L'exemple que tu a poster est complet? Si oui il n'y a que ce qui est indiquer en rouge a remplacer? Pour mon disque il est bien formater en hfs+ donc aucun soucis de ce coté la.....  En gros j'ai copier le script que tu a donne, je l'ai coller dans l'éditeur j'ai remplacer le texte par mes propres infos (nom, mdp, adresse ip...) et j'ai enregistrer an tant qu'application et quand je la lance rien ne se passe


----------



## tsss (11 Avril 2010)

. avant d'enregistrer, tu peux tester le script dans l'éditeur.
Ca te permettra de voir les erreurs.


----------



## theangeloflove (11 Avril 2010)

Bon j'ai réessayer ce matin, il ne me donne aucune erreur, par contre quand je clique sur exécuter, il me donne ce message

Résultat*:
error "Erreur d&#8217;autorisation de fichier réseau." number -5000


C'est la que je ne comprend pas ce que je dois faire........

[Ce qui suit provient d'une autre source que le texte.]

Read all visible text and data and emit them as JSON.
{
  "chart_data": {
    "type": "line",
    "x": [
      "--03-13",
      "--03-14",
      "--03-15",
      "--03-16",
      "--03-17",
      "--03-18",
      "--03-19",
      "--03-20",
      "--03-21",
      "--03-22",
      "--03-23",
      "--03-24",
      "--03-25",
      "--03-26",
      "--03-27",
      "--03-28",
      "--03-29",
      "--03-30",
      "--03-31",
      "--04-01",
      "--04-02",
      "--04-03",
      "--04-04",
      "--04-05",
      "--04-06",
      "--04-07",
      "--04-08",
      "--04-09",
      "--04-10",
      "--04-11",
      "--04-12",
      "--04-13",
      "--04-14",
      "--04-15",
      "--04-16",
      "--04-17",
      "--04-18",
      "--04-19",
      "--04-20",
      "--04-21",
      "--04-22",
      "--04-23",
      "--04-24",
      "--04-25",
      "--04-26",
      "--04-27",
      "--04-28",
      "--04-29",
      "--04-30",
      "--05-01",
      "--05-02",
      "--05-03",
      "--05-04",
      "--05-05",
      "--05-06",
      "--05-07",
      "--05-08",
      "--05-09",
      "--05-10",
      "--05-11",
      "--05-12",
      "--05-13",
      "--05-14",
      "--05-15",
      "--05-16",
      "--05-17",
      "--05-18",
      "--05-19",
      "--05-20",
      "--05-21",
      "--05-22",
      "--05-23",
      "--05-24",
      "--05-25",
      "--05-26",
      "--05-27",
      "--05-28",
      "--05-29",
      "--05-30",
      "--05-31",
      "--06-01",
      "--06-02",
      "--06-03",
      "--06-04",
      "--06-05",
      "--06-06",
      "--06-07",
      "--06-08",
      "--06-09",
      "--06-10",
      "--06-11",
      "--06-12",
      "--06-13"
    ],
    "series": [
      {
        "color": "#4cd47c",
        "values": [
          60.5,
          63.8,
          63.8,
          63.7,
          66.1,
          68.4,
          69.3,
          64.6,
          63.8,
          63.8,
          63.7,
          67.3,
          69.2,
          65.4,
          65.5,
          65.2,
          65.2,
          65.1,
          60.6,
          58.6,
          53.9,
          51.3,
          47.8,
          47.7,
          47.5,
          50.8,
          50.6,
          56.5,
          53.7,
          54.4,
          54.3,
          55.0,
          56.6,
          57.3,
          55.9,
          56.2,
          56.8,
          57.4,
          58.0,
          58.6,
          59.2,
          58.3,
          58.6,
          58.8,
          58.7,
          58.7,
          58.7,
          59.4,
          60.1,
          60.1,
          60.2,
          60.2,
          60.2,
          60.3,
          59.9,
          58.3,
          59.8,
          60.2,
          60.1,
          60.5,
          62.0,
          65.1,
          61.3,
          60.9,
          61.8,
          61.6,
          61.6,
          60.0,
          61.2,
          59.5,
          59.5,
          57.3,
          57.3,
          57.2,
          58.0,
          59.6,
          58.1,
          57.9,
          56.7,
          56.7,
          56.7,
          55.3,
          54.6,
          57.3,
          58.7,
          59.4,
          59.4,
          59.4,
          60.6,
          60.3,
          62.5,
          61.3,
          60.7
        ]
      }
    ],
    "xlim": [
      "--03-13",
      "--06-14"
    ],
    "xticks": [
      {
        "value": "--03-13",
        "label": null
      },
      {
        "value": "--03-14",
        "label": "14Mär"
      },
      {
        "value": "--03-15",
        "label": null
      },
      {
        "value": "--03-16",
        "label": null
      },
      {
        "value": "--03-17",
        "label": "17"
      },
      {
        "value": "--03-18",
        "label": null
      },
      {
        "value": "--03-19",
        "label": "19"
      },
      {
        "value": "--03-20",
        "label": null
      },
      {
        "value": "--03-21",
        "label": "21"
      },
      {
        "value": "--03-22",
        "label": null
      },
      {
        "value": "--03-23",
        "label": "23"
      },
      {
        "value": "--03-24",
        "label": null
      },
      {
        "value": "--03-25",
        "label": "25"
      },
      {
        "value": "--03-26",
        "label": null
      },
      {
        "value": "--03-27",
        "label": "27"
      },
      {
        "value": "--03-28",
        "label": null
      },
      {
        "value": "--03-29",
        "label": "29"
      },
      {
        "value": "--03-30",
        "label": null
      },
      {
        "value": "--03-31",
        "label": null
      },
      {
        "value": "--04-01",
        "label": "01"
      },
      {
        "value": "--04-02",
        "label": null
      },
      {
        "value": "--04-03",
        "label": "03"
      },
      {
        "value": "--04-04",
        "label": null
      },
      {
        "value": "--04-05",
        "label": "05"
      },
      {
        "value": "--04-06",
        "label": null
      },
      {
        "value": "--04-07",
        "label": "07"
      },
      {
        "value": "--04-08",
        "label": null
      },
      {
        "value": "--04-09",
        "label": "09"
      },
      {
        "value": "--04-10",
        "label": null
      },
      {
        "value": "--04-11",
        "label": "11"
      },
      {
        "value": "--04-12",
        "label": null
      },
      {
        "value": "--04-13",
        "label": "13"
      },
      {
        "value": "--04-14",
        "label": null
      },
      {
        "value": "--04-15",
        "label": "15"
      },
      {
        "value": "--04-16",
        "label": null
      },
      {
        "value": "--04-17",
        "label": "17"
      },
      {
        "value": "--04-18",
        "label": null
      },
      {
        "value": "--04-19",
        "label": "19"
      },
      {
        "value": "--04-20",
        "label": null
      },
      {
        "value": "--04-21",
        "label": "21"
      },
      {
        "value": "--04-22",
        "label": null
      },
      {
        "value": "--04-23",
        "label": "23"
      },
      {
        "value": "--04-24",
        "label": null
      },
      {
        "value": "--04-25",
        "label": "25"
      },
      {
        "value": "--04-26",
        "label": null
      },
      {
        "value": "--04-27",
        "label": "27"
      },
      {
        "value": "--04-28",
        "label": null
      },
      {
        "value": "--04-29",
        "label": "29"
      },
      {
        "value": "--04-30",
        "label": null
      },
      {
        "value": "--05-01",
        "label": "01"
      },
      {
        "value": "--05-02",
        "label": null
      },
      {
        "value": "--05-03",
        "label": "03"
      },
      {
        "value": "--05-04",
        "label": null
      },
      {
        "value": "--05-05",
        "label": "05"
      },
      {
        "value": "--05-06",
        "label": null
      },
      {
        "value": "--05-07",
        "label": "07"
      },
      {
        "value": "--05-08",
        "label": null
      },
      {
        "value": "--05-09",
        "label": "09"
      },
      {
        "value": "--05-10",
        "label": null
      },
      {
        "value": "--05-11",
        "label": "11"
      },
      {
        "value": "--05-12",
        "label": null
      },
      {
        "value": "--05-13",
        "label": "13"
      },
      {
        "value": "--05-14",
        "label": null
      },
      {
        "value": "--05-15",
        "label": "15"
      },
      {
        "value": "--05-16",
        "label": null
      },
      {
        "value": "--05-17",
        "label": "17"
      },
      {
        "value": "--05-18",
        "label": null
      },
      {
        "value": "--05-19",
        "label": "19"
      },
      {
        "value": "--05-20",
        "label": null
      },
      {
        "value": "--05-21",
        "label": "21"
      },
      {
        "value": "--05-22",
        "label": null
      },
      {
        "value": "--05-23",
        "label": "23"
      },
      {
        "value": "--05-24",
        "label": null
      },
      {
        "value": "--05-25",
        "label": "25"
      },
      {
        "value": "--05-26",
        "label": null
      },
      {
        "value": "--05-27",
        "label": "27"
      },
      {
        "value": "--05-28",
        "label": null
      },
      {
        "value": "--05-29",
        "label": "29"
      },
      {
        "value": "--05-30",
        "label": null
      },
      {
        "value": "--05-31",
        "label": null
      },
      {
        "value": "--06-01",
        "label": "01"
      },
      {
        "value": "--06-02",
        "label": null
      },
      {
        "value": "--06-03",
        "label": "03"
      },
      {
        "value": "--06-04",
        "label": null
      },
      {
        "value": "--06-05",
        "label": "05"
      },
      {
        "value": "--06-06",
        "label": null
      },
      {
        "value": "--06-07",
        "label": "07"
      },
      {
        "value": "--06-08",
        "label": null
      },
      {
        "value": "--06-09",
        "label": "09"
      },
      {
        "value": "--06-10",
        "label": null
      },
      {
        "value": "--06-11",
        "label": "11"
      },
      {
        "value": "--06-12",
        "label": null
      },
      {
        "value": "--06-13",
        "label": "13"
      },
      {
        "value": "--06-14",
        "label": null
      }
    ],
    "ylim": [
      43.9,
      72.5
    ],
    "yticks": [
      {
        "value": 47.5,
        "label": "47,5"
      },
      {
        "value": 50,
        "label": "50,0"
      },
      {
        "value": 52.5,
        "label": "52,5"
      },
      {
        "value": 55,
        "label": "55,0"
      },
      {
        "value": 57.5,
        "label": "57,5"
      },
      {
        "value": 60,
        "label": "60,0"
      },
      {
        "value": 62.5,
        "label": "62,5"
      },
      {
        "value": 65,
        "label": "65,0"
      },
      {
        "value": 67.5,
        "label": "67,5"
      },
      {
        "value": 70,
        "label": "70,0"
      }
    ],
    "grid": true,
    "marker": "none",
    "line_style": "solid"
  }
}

PS : Quand j'éxécute le script, il me surligne cette ligne la dans le script

mount volume "afp://" & afp_USER & ":" & afp_PASSWORD & "@" & afp_SERVER & "/" & vol


----------



## theangeloflove (14 Avril 2010)

Sa y est sa fonctionne...........
C'est parce que dans le nom de ma Time capsule, il y avait un "ç" et du coup sa bloquais tout......
J'ai changé de nom, et la tout fonctionne


----------